Когда Гишани передал Буенену пожелание Аннипада, глава
канцелярии тут же приказал писцу оформить на Гаура документы.
Вспомнив свои недалекие годы учебы и нравы Дома табличек,
Аннипад подумал о том, что будет небесполезно, если он лично
представит Гаура директору школы — отцу Дома табличек, и повел
подростка к нему. Дом табличек и канцелярия помещались в одном
длинном здании, расположенном у храмовой стены, но на долю
Дома табличек, школы, приходилась его меньшая часть. Школа
была небольшой: четыре учебных класса, кабинет отца Дома
табличек и комната для учителей. Войдя в прихожую школы,
Аннипад услышал через плохо прикрытую дверь, как знакомый,
спокойный голос директора, говорившего несколько в нос, убеждал
кого-то очень обиженного и раздраженного отдавать больше
времени на учебу. Посетитель, обладавший густым басом, обвинял
отца Дома табличек в том, что за семь и семь лет учебы его не
смогли научить грамотно и бегло писать, и он не выдержал
испытания в писцы; однако отец его все эти годы исправно платил
храму за обучение и каждый праздник делал учителям и директору
богатые подарки.
На Аннипада, ни разу не приходившего сюда после окончания
школы, вдруг нахлынули и наполнились жизнью полузабытые и,
казалось, навсегда потускневшие воспоминания. Энси, вновь
почувствовав себя сыном Дома табличек, быстро приложил палец к губам. Они присели на кирпичную скамью, ожидая конца беседы.

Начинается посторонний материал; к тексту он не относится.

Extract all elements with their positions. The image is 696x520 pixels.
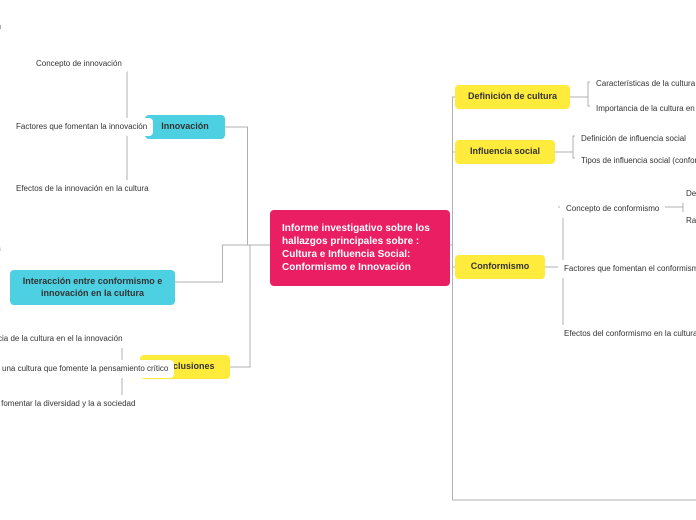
sub-node: Concepto de conformismo (560, 200, 665, 218)
sub-node: e innovación (0, 18, 7, 36)
center-node: Informe investigativo sobre los hallazgo… (270, 210, 450, 286)
sub-node: ción (0, 240, 7, 258)
sub-node: Efectos del conformismo en la cultura (558, 325, 696, 343)
sub-node: Características de la cultura (590, 75, 696, 93)
sub-node: Defini (680, 185, 696, 203)
sub-node: en la cultura (0, 38, 6, 56)
sub-node: Factores que fomentan el conformismo (558, 260, 696, 278)
sub-node: Factores que fomentan la innovación (10, 118, 153, 136)
sub-node: Razon (680, 212, 696, 230)
topic-interaccion: Interacción entre conformismo e innovaci… (10, 270, 175, 305)
topic-influencia: Influencia social (455, 140, 555, 164)
sub-node: tes (0, 305, 3, 323)
sub-node: promover una cultura que fomente la pens… (0, 360, 174, 378)
topic-conformismo: Conformismo (455, 255, 545, 279)
topic-defcultura: Definición de cultura (455, 85, 570, 109)
sub-node: Definición de influencia social (575, 130, 692, 148)
sub-node: la influencia de la cultura en el la inn… (0, 330, 129, 348)
sub-node: Concepto de innovación (30, 55, 128, 73)
sub-node: ción para fomentar la diversidad y la a … (0, 395, 141, 413)
topic-innovacion: Innovación (145, 115, 225, 139)
sub-node: Importancia de la cultura en la so (590, 100, 696, 118)
sub-node: Tipos de influencia social (conformism (575, 152, 696, 170)
sub-node: Efectos de la innovación en la cultura (10, 180, 155, 198)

Директору, по-видимому, в конце концов, надоели упреки бесталанного и нерадивого посетителя, и он перебил его.
— Внемли мне, о великовозрастный отрок, и мои слова научат
тебя, ибо то, о чем я сейчас скажу, обращает глупца в мудреца.
Ты уже близок к старости. Время твое прошло, как у иссохшего
зерна. Но если ты будешь все время учиться, и днем и ночью,
будешь послушен, а не упрям, как старый осел, и не заносчив, как
павлин, если будешь слушаться учителей и товарищей, пре-
взошедших тебя, то еще сможешь стать хорошим писцом при
жизни отца твоего, человека известного и уважаемого, и снять
бремя с его сердца. Да будет тебе известно, что настоящий писец
только тот, чья рука не отстает от уст говорящего.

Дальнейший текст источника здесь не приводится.